Willen we volmaakt zijn, willen we heilig zijn, willen we echt liefdevol zijn,
tegenover geliefden, maar ook tegenover alle mensen, ook tegenover vijanden,
willen we voor hen beeld een gelijkenis van God zijn, goddelijke mensen,
dan moeten we barmhartige mensen zijn.
God is liefde, God is heilig, God is barmhartigheid.
Daarmee wordt aan Gods wezen blijkbaar een vrij menselijk kenmerk toegekend.
‘Barmhartigheid’ is een menselijke emotie:
het is het gevoel dat het hart van een moeder in zich heeft,
het is een gevoel dat zich nestelt bij de baarmoeder.
In het Nederlands zou ‘barm’ in barmhartigheid verwijzen naar ‘baarmoeder’.
Merkwaardig, want in het Hebreeuws is het woord, dat wij als barmhartigheid vertalen,
rechamim, meervoud van rechem, baarmoeder.
Wordt aan God een menselijke emotie toegeschreven,
of is menselijke barmhartigheid eigenlijk iets goddelijks?
De bijbellezing van vandaag uit het Lucasevangelie
is een catechese over barmhartigheid.
Ze laat twee aspecten van barmhartigheid zien.
Er is het beminnen:
dat is het uitermate zorgzaam, respectvol en geduldig omgaan met medemensen,
waarbij eigenbelang naar de tweede plaats geschoven wordt,
waarbij ook frustratie geen rem kan vormen
voor het liefdevol en barmhartig omgaan met medemensen.

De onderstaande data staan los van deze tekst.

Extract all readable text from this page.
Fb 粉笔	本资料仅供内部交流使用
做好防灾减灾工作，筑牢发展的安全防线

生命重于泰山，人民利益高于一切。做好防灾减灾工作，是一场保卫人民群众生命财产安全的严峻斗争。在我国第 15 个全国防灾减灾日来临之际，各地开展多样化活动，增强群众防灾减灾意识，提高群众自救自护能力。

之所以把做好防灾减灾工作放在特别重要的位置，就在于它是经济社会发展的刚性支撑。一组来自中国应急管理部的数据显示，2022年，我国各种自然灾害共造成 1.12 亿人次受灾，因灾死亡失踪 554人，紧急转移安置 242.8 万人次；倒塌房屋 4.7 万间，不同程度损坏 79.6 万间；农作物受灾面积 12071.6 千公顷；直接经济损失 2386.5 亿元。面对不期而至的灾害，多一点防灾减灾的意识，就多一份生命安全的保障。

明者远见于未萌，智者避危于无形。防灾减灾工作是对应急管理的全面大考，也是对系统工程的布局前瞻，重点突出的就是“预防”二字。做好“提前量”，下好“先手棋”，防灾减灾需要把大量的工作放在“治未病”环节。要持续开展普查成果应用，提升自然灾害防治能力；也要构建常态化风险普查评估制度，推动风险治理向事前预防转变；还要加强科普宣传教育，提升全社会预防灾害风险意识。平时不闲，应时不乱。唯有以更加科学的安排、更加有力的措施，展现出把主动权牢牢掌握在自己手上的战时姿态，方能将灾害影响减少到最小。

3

Vandaar dat het bewijzen van die barmhartige liefde aan de vijand
een daad van goddelijke barmhartigheid is, van volmaaktheid,
van goddelijke liefde, die Jezus als gebod formuleert.
De in de tekst als conclusie van het eerste deel vetjes gedrukte vers
Weest barmhartig, zoals uw Vader barmhartig is,
is ook de inleiding voor het tweede deel van de catechese,
waarin een ander aspect van barmhartigheid aan bod komt:
het niet oordelen, een houding die verwant is aan vergeving.
En bij de houding van het niet oordelen
hoort het besef van zelf een zondig mens te zijn,
een mens, die nood heeft aan Gods barmhartigheid, begrepen als vergeving.
De twee aspecten van barmhartigheid die Jezus in zijn catechese voorhoudt,
zijn terug te vinden in Gods barmhartigheid waarover in het OT verhaald wordt
of die er voorwerp is van lof en dank.
Gods barmhartigheid die zowel uitgaat naar een enkeling als naar het Godsvolk
is ofwel Gods houding ten opzichte van de lijdende, de mens of het volk in nood,
ofwel Gods houding ten opzichte van de zondige mens of het zondige volk.
Bij de aartsvaders ontmoeten we Gods barmhartigheid
als bescherming en zegen en een belofte van land, groei en bijstand inhoudt.
Belangrijk is dat die barmhartigheid geen reden kent:
er is in de geschiedenis van de aartsvaders niets dat die barmhartigheid doet ontstaan.
Ze ontstaat als het ware uit het niets.
Haar enige bron is God zelf. Er is geen waarom.
De trouw aan die liefde, aan die barmhartigheid vormt samen met de nood van het volk
de reden van Gods barmhartigheid ten opzichte van het volk in Egypte.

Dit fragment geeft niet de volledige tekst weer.